Na verdade, quando você aceita a sua condição de ser imperfeito, deixa de temer os seus defeitos e passa então a fazer menos comparações e se incomodar menos com a imagem que reflete no espelho. A auto aceitação automaticamente leva à execução de projetos pessoais, ao sucesso profissional, a relacionamentos sadios e um modo de vida mais tranquilo, livre de conflitos.
Nesse sentido, a terapia constitui um recuso valioso que irá ajudar a estabelecer estratégias que ajudem a encontrar um ponto de
equilíbrio, ajudando a reestruturar os pensamentos disfuncionais sobre si mesmo(a), respeitando suas possibilidades, seus desejos
e limitações e percebendo que a diferença e diversidade é algo positivo. Através de uma escuta especializada um psicólogo poderá ajudar a decifrar seus sentimentos. reconhecer e desenvolver suas potencialidades, refletir e descobrir novas possibilidades a partir de novos olhares, além de oferecer apoio para mudanças que considere necessárias. O resultado desse processo é o autoconhecimento, o amor próprio e uma autoestima elevada. Algumas orientações poderão ajudar a se sentir melhor com o seu corpo:
1.Observe seu diálogo interno: se ele estiver carregado de mensagens negativas, procure reformular os pensamentos.

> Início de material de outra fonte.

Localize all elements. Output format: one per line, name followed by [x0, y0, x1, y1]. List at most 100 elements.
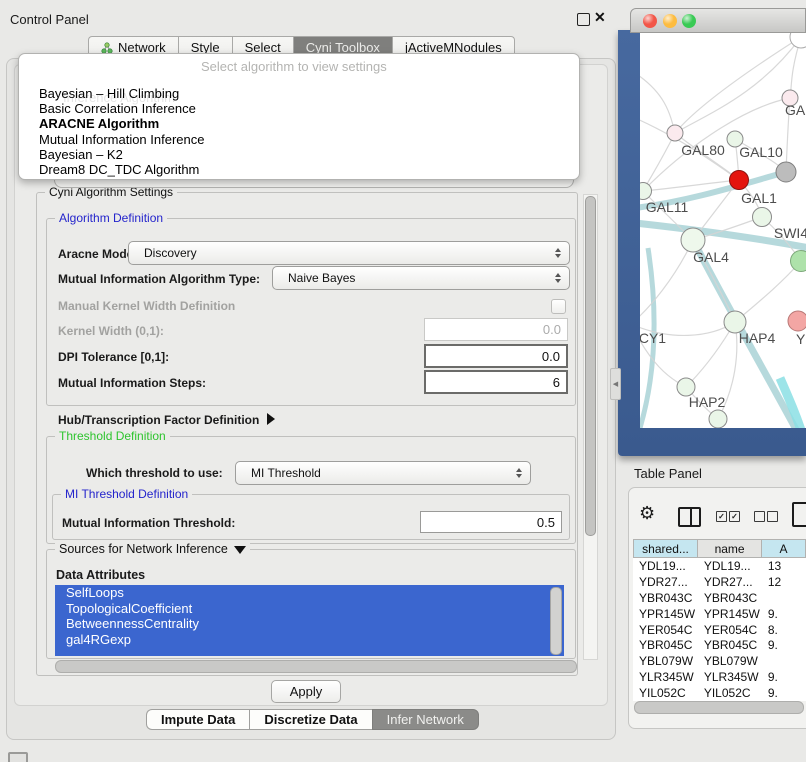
bottom-tab-impute-data[interactable]: Impute Data	[146, 709, 249, 730]
list-scrollbar[interactable]	[550, 587, 562, 655]
settings-hscrollbar[interactable]	[55, 660, 577, 673]
table-cell: 9.	[762, 606, 806, 622]
table-cell: YPR145W	[698, 606, 762, 622]
node-green-right[interactable]	[791, 251, 806, 272]
mi-threshold-field[interactable]: 0.5	[420, 511, 562, 533]
checked-box-icon[interactable]: ✓	[729, 511, 740, 522]
table-cell	[762, 653, 806, 669]
split-columns-icon[interactable]	[678, 507, 701, 527]
close-window-icon[interactable]	[643, 14, 657, 28]
expand-right-icon[interactable]	[267, 413, 275, 425]
table-row[interactable]: YDL19...YDL19...13	[633, 558, 806, 574]
attribute-item[interactable]: TopologicalCoefficient	[55, 601, 564, 617]
node-GAL80[interactable]	[667, 125, 683, 141]
checked-box-icon[interactable]: ✓	[716, 511, 727, 522]
table-cell: 9.	[762, 637, 806, 653]
which-threshold-select[interactable]: MI Threshold	[235, 461, 531, 485]
table-cell: YBR045C	[698, 637, 762, 653]
node-GAL1[interactable]	[730, 171, 749, 190]
data-attributes-label: Data Attributes	[56, 568, 145, 582]
table-cell: 9.	[762, 685, 806, 701]
settings-scrollbar-thumb[interactable]	[585, 196, 596, 536]
node-salmon[interactable]	[788, 311, 806, 331]
node-label: HAP4	[739, 330, 776, 346]
table-row[interactable]: YDR27...YDR27...12	[633, 574, 806, 590]
column-header-name[interactable]: name	[698, 539, 762, 558]
aracne-mode-select[interactable]: Discovery	[128, 241, 570, 265]
unchecked-box-icon[interactable]	[767, 511, 778, 522]
float-panel-icon[interactable]	[577, 13, 590, 26]
sources-group-title: Sources for Network Inference	[55, 542, 250, 556]
kernel-width-field[interactable]: 0.0	[424, 318, 568, 341]
table-row[interactable]: YIL052CYIL052C9.	[633, 685, 806, 701]
node-top-right[interactable]	[790, 33, 806, 48]
mi-steps-field[interactable]: 6	[424, 370, 568, 394]
aracne-mode-label: Aracne Mode:	[58, 247, 137, 261]
mi-threshold-label: Mutual Information Threshold:	[62, 516, 235, 530]
algorithm-dropdown: Select algorithm to view settings Infere…	[18, 53, 580, 180]
node-label: Y	[796, 331, 806, 347]
node-table: shared...nameAYDL19...YDL19...13YDR27...…	[633, 539, 806, 701]
threshold-definition-title: Threshold Definition	[55, 429, 170, 443]
node-label: GAL1	[741, 190, 777, 206]
table-row[interactable]: YBR045CYBR045C9.	[633, 637, 806, 653]
minimized-panel-icon[interactable]	[8, 752, 28, 762]
attribute-item[interactable]: SelfLoops	[55, 585, 564, 601]
cyni-bottom-tabs: Impute DataDiscretize DataInfer Network	[146, 709, 479, 730]
minimize-window-icon[interactable]	[663, 14, 677, 28]
table-row[interactable]: YBR043CYBR043C	[633, 590, 806, 606]
control-panel-title: Control Panel	[10, 12, 89, 27]
dropdown-item[interactable]: Bayesian – K2	[23, 147, 575, 162]
table-cell: YPR145W	[633, 606, 698, 622]
zoom-window-icon[interactable]	[682, 14, 696, 28]
network-edge	[735, 261, 801, 322]
table-cell: YDR27...	[633, 574, 698, 590]
attribute-item[interactable]: gal4RGexp	[55, 632, 564, 648]
gear-icon[interactable]: ⚙	[639, 503, 655, 524]
table-hscrollbar[interactable]	[634, 701, 804, 714]
apply-button[interactable]: Apply	[271, 680, 341, 703]
close-panel-icon[interactable]: ✕	[594, 9, 606, 26]
stepper-icon	[511, 468, 527, 478]
bottom-tab-discretize-data[interactable]: Discretize Data	[249, 709, 371, 730]
file-icon[interactable]	[792, 502, 806, 527]
application-window: Control Panel ✕ NetworkStyleSelectCyni T…	[0, 0, 806, 762]
column-header-shared[interactable]: shared...	[633, 539, 698, 558]
node-SWI4[interactable]	[753, 208, 772, 227]
node-gray[interactable]	[776, 162, 796, 182]
bottom-tab-infer-network[interactable]: Infer Network	[372, 709, 479, 730]
mi-type-select[interactable]: Naive Bayes	[272, 266, 570, 290]
algorithm-definition-title: Algorithm Definition	[55, 211, 167, 225]
panel-splitter-handle[interactable]: ◀	[610, 368, 621, 400]
table-row[interactable]: YPR145WYPR145W9.	[633, 606, 806, 622]
table-panel-title: Table Panel	[634, 466, 702, 481]
node-label: GAL80	[681, 142, 725, 158]
unchecked-box-icon[interactable]	[754, 511, 765, 522]
network-canvas[interactable]: GALGAL80GAL10GAL1GAL11SWI4GAL4HAP4YGCY1H…	[640, 33, 806, 428]
node-label: GAL	[785, 102, 806, 118]
hub-definition-label[interactable]: Hub/Transcription Factor Definition	[58, 413, 275, 427]
column-header-A[interactable]: A	[762, 539, 806, 558]
network-edge	[643, 133, 675, 191]
table-cell: YER054C	[633, 622, 698, 638]
dropdown-item[interactable]: Bayesian – Hill Climbing	[23, 86, 575, 101]
table-cell: YIL052C	[633, 685, 698, 701]
dpi-tolerance-field[interactable]: 0.0	[424, 344, 568, 368]
manual-kernel-label: Manual Kernel Width Definition	[58, 299, 235, 313]
table-row[interactable]: YBL079WYBL079W	[633, 653, 806, 669]
table-row[interactable]: YLR345WYLR345W9.	[633, 669, 806, 685]
node-bottom-partial[interactable]	[709, 410, 727, 428]
network-edge	[640, 73, 675, 133]
manual-kernel-checkbox[interactable]	[551, 299, 566, 314]
dropdown-item[interactable]: Mutual Information Inference	[23, 132, 575, 147]
dropdown-item[interactable]: Dream8 DC_TDC Algorithm	[23, 162, 575, 177]
stepper-icon	[550, 248, 566, 258]
mi-threshold-group-title: MI Threshold Definition	[61, 487, 192, 501]
dropdown-item[interactable]: Basic Correlation Inference	[23, 101, 575, 116]
table-row[interactable]: YER054CYER054C8.	[633, 622, 806, 638]
table-cell: YBR043C	[633, 590, 698, 606]
attribute-item[interactable]: BetweennessCentrality	[55, 616, 564, 632]
collapse-down-icon[interactable]	[234, 546, 246, 554]
network-window-titlebar[interactable]	[630, 8, 806, 33]
dropdown-item[interactable]: ARACNE Algorithm	[23, 116, 575, 131]
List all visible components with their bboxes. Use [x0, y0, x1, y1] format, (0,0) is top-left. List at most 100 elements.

2.Procure pontos que você gosta no seu corpo: mesmo que pareçam pequenos detalhes. O que importa é reconhecê-los e dar mais
atenção a esses aspectos.
3.Pratique gratidão pelo seu corpo: desenvolvendo constante consciência sobre as realizações que ele te proporciona no dia a dia.
4.Liberte-se do padrão do corpo ideal: pare de se comparar com padrões externos e de se sentir mal por ser como é; todos tem defeitos, inclusive os corpos e vidas perfeitas das capas de revista e do Instagram.
5.Pratique o amor próprio: ao invés de focar nas críticas e buscar defeitos, dê ênfase as suas qualidades e valorize as partes que mais gosta em si mesmo. Seu corpo conta sua história ao mundo:
6.Se for preciso mudar, mude: se achar que algo precisa ser melhorado e isso lhe fará bem e mais feliz, coloque em prática, mas, não se cobre demasiado. Encontre um equilíbrio entre o que você deseja e o que é necessário.
7.Cuide-se: mais importante que um corpo perfeito é um corpo saudável e uma mente saudável. Jamais coloque sua saúde em risco
para conquistar determina da aparência. Alimente-se bem, pratique atividade física e faça terapia.